Poi qualcuno chiese: “Quanto sale ci vuole per abbattere tutta la mucillagine che c’è in mare?”.

Domanda, legittima, che rimase senza risposta e che riportò sulle facce i segni della preoccupazione, tanta. Dopo 35 anni lo racconta Giuseppe Chicchi (nella foto), assessore regionale al turismo all’epoca dei fatti, luglio 1989. Ha ripercorso le fasi della vicenda, catastrofica per la riviera, ospite in studio a Un Ponte con la storia, il format televisivo realizzato in collaborazione con IcaroTv, ideato in occasione del lavoro di digitalizzazione dell’archivio storico del Settimanale ilPonte, condotto dal giornalista Maurizio Ceccarini. Tutte le puntate si possono rivedere su IcaroPlay.

Le mucillagini, tornate nelle cronache nelle ultime settimane, “avevano già fatto una breve comparsa nel ferragosto dell’88 per andarsene dopo pochi giorni”, ricorda Simona Mulazzani nella sua scheda.

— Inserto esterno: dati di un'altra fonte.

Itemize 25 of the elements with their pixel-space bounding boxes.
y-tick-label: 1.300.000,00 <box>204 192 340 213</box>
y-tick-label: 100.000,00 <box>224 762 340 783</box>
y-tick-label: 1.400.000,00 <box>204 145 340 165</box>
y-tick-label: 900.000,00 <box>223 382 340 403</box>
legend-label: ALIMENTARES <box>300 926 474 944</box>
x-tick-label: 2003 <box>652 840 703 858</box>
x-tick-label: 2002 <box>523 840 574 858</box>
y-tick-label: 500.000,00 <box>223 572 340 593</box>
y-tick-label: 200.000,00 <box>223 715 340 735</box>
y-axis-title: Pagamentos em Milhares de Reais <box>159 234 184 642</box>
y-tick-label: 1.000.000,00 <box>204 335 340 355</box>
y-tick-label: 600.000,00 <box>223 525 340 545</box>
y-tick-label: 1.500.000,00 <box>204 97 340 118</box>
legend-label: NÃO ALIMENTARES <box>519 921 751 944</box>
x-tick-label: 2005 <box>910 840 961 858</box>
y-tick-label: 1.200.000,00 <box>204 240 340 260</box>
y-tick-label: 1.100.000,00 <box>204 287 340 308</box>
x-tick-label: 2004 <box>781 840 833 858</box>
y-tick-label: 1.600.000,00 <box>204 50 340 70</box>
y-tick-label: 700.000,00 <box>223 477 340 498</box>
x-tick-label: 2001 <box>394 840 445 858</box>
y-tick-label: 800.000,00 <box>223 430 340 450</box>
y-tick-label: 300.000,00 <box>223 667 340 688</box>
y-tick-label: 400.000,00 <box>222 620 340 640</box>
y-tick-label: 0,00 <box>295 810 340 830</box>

Quando, all’inizio di luglio dell’89, “crearono un interminabile tappeto di poltiglia sulle acque della riviera, qualcuno azzardò previsioni ottimistiche. Entro pochi giorni sarebbero state un ricordo. Le ultime parole famose. La poltiglia marrone rimase per tutto il luglio più nero della storia del turismo romagnolo. Ci volle poco a capire che le dimensioni del fenomeno erano drammatiche.

Il 12 luglio a Regione e Governo era già arrivata la richiesta dello stato di emergenza. Si vagliarono disparate soluzioni: pompe di ossigeno, macchine aspiranti, barriere in acqua. L’unica concreta furono i camion che ogni giorno dalla riva portavano in discarica tonnellate di melma gelatinosa. E intanto, complici anche titoli cubitali sulla stampa tedesca, le disdette arrivavano in massa”.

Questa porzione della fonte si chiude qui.